Placing your bet on digital disruption doesn’t have to be like playing the lottery. There is a systemic way to approach this in order to dramatically improve your chances of winning big.
Those “herd marketing” messages to CEO’s on digital strategy do have an element of truth in them. Your business needs a digital strategy now, and it has some potential pitfalls. But a digital strategy is not rocket science either. A Digital Strategy involves work related to creating the best fit strategy (Commit and Choose) and work related to its effective execution (Chase). There is a method to approaching this effectively. To draw an analogy regarding approach – ensuring that your business takes off on an effective Digital Strategy is somewhat similar to ensuring an effective airplane takeoff. There is a structured sequence of steps to get you to your digital takeoff point. I call this getting to the “digital takeoff point”.
In aviation, the takeoff point is the speed by which a pilot must takeoff (or abort if the plane is to stop safely on the runway). This isn’t just a standard number. It varies, depending on the runway length, obstacles, temperature, runway slope and the weight of the airplane. In the world of Digital strategy, each organization has a Digital Takeoff Commitment Point. It isn’t the same for all organizations, or for each takeoff. But it can be done successfully by following a sequence of steps.

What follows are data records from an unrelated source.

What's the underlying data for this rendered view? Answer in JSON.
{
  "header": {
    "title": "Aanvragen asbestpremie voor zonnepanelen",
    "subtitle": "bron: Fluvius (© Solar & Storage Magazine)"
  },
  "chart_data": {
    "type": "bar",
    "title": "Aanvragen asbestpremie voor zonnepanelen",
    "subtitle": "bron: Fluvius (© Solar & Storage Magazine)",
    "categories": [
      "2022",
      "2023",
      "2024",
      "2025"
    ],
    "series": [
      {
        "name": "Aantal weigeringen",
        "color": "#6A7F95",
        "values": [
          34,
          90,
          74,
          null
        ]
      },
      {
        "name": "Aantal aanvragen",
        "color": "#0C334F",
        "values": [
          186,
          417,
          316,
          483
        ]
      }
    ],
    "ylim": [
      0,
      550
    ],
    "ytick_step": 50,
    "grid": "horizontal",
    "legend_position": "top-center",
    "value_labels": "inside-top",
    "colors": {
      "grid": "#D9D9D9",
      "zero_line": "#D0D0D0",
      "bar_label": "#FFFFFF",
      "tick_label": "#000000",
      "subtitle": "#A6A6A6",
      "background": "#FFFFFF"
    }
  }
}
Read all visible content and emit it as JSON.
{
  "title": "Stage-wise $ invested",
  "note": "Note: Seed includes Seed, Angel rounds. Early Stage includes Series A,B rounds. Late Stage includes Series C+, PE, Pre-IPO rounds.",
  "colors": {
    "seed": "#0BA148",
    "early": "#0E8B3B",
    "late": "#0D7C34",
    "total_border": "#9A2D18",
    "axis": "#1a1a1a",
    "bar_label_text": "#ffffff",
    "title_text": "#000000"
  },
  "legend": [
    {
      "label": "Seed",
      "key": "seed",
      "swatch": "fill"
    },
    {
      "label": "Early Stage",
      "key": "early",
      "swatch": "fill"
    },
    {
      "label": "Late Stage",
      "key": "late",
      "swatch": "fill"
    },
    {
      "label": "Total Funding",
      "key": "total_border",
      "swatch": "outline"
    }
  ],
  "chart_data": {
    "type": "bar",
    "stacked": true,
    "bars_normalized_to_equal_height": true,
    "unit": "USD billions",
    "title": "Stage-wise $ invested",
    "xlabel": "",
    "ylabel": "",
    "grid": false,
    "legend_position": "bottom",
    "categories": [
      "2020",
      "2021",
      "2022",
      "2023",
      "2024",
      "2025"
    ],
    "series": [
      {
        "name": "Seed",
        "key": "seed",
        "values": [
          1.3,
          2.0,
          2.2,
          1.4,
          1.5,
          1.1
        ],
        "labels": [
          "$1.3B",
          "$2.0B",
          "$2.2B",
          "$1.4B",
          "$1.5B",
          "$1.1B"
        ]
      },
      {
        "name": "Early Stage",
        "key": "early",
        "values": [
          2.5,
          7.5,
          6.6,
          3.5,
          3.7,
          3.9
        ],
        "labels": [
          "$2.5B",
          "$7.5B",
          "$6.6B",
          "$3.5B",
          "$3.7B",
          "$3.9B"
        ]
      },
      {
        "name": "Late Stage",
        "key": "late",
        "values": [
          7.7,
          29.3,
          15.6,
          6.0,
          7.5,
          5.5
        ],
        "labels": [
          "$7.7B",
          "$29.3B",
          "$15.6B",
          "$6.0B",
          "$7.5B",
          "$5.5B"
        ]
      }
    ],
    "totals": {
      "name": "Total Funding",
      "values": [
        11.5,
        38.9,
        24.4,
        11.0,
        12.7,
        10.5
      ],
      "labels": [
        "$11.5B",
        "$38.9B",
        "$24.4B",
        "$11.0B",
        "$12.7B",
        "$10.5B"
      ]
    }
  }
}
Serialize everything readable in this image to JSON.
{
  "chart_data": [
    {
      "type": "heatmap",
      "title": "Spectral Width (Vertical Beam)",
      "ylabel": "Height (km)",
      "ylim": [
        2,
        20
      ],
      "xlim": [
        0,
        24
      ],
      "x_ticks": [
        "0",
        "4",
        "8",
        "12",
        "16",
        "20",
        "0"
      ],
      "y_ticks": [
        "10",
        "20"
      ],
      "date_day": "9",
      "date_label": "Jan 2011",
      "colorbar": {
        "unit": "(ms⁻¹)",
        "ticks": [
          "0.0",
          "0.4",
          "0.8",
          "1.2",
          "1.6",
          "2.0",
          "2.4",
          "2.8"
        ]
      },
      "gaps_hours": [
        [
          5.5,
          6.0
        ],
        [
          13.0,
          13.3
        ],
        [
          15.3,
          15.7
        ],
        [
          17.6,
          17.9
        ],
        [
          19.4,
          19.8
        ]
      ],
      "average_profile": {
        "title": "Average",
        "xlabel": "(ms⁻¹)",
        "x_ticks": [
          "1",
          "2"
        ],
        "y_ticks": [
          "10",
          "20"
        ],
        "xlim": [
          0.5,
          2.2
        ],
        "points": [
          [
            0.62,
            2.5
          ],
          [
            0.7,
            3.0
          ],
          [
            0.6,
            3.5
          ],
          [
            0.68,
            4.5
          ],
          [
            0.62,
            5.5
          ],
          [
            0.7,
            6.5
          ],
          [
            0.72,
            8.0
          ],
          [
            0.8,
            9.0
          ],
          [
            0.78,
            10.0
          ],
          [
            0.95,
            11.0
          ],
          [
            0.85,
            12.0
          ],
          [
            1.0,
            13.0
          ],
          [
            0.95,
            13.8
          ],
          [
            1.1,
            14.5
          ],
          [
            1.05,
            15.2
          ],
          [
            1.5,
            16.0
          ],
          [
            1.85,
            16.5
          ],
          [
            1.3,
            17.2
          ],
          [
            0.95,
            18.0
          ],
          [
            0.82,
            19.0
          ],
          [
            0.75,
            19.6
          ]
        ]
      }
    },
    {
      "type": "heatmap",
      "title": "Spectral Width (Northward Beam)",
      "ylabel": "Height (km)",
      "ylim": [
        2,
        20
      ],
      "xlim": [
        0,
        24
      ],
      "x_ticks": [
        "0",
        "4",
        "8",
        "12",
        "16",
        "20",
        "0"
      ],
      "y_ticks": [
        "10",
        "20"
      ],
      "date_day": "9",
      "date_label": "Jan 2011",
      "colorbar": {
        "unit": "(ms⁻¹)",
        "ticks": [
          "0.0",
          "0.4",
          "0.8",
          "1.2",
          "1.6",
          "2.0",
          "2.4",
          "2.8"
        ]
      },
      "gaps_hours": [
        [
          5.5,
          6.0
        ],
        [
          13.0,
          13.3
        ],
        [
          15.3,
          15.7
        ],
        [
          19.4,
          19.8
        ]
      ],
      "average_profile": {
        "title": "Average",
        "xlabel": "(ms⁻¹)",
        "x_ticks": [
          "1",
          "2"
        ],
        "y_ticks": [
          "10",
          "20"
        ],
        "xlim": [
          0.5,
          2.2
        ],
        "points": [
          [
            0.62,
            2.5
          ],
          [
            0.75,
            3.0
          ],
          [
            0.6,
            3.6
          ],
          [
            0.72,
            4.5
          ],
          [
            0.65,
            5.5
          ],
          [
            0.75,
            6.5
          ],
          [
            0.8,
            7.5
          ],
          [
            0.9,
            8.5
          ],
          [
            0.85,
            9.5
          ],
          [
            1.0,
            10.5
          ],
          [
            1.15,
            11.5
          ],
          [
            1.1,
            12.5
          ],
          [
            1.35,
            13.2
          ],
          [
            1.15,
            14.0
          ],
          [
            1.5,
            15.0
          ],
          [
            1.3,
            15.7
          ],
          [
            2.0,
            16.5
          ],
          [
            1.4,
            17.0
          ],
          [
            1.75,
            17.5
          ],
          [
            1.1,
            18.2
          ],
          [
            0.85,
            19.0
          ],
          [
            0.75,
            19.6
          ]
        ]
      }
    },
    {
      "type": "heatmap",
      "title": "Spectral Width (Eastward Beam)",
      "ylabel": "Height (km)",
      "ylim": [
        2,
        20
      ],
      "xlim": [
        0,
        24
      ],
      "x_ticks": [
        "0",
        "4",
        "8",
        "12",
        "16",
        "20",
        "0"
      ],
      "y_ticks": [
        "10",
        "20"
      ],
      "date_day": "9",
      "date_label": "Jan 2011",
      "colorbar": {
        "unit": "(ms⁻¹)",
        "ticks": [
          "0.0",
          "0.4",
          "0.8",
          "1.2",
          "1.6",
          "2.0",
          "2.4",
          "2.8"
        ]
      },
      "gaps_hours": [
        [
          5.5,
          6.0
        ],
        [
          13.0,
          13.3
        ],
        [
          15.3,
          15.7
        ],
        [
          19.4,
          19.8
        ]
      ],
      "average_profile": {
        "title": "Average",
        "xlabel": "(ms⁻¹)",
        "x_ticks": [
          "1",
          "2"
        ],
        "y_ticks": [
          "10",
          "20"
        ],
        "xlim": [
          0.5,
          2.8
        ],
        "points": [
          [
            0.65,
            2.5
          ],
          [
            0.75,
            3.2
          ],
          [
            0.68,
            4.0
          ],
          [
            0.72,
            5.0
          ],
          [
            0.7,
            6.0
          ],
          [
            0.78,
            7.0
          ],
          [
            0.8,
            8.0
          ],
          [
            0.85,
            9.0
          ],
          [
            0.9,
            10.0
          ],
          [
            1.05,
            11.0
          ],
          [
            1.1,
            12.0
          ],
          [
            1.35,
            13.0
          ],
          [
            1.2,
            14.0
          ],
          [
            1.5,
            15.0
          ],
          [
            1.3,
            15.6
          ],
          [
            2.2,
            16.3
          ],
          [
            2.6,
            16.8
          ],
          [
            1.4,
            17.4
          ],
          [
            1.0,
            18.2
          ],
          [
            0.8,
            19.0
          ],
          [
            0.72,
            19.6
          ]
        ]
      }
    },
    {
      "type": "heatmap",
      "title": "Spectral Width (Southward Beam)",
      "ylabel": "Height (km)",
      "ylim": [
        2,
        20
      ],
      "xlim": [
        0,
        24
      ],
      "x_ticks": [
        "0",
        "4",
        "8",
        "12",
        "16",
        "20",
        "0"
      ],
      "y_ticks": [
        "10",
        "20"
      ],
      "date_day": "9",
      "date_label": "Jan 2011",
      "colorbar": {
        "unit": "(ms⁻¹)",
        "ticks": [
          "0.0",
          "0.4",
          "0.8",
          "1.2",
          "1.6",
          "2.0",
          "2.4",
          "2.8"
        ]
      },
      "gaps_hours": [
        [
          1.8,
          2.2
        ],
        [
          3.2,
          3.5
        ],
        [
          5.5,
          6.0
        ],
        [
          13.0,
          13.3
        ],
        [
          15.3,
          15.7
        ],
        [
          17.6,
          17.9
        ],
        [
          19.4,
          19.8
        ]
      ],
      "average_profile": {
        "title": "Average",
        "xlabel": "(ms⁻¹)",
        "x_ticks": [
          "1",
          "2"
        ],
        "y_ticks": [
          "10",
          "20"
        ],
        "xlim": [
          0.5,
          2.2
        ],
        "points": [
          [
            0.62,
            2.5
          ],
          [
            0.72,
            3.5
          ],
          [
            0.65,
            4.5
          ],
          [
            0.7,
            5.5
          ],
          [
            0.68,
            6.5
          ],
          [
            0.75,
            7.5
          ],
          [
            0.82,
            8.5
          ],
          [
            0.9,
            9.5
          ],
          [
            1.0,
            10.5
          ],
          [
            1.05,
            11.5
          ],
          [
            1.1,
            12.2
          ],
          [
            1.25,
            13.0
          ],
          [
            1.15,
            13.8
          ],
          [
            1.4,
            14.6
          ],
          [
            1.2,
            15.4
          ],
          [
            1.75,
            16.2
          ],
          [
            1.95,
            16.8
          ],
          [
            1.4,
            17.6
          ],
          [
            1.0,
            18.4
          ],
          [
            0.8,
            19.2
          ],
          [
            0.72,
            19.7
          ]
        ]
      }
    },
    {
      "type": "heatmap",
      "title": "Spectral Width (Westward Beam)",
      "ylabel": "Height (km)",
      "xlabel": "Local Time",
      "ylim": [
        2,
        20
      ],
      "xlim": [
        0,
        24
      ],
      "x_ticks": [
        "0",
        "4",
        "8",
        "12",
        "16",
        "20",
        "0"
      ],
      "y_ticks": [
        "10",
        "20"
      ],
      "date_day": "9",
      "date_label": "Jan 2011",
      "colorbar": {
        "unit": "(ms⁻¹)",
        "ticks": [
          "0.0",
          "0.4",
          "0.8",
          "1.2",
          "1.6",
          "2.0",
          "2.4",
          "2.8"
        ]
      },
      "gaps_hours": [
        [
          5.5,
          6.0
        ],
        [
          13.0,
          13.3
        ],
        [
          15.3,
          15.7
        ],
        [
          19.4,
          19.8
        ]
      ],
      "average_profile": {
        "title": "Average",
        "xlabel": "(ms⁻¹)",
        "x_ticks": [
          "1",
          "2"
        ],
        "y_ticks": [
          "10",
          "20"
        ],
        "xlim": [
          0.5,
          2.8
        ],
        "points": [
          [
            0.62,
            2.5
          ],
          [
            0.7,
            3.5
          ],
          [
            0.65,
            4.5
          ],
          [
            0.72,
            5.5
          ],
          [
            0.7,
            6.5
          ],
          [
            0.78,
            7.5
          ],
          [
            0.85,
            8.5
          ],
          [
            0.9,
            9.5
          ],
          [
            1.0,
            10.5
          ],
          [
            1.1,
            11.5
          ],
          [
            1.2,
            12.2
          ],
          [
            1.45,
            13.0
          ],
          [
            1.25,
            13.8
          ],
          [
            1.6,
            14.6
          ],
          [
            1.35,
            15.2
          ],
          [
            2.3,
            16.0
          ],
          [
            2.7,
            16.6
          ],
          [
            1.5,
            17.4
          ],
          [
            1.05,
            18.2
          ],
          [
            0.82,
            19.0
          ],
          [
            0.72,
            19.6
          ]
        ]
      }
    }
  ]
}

First, let’s get one thing clear. Your Corporate Digital Strategy is 10 times bigger than your Digital Marketing or eBusiness strategy. It is about creating new internal and external business models based on digital technologies. It could set your enterprise up for success for decades to come. It’s a real big deal and needs to be treated as such. Here are the 7 key decision areas.
- Ownership of strategy at the highest levels: An effective digital strategy must be fully owned by the CEO and the Board. Those TV ads about GE becoming a software company aren’t coming from some mid-level executive. They are a statement of commitment to this path.
- Empowerment of the Change Leaders: This goes well beyond staffing and funding. To drive true digital disruption, you and your leadership team will need to put personal skin in the game. You need to be seen as a part of the disruption team. Jeff Bezos is known to personally participate in most of the Amazon disruptions.
- Leverage points : Your businesses leverage points differ from those in other industries and may differ from those of your competitors. Your Digital Strategy choices are your Corporate Business Strategy choices. Where are you going to place your bets – digital retail? (Amazon), big data? (healthcare), user centricity? (Zappos). These relate to your external business model. You also need to define your internal business model to support this. Where are you going to place your bets on internal capabilities – highly efficient logistics? (Amazon), product R&D? (Intel), Inventory turns (McDonald’s).
- Sufficiency : What per cent of your innovation investment are you putting on Digitization? The common mistake is to expect that your IT Functional innovation budgets need to cover all of this, as opposed to looking at digital as part of the embedded business unit and all-function budgets. You also need to test for sufficiency of the scope of work; and ensure you plan for both external Business Models as well as internal Business process execution. And finally, check for culture related plans.
- Change Model : You need to be deliberate about choosing your strategy to drive change. Your choice will depend on whether you have a “burning platform” issue or not, how quickly you need to drive change and on whether your organization already has a highly innovative culture. You will need to choose between organic change (top down led change leaders, setting up internal disruption groups, setting and measuring goals), and inorganic change (acquisitions or creating disconnected skunk-work structures).
- Iteration : Unlike traditional big bet models, digital disruption critically depends on speed and iteration. “Innovation velocity” is a key metric. You will need to quickly iterate through many different ideas and kill most of them, in order to get to the nuggets. X (Google X) prides itself on being an idea killing machine; starting with large numbers of ideas and then killing most of them rapidly based on actual iteration.
- Culture : How do you plan to drive the culture transformation? You need someone on point to drive communication, new reward systems for driving new desired behaviors and training.
This frames the key decisions needed for Digital Takeoff. This sequence of steps will help take your enterprise to its digital takeoff commitment point. As with an airplane though, the first two important pre-requisites are to get “onto the runway” and ensure you have a good pilot.
What’s your experience here? Do you agree with these steps?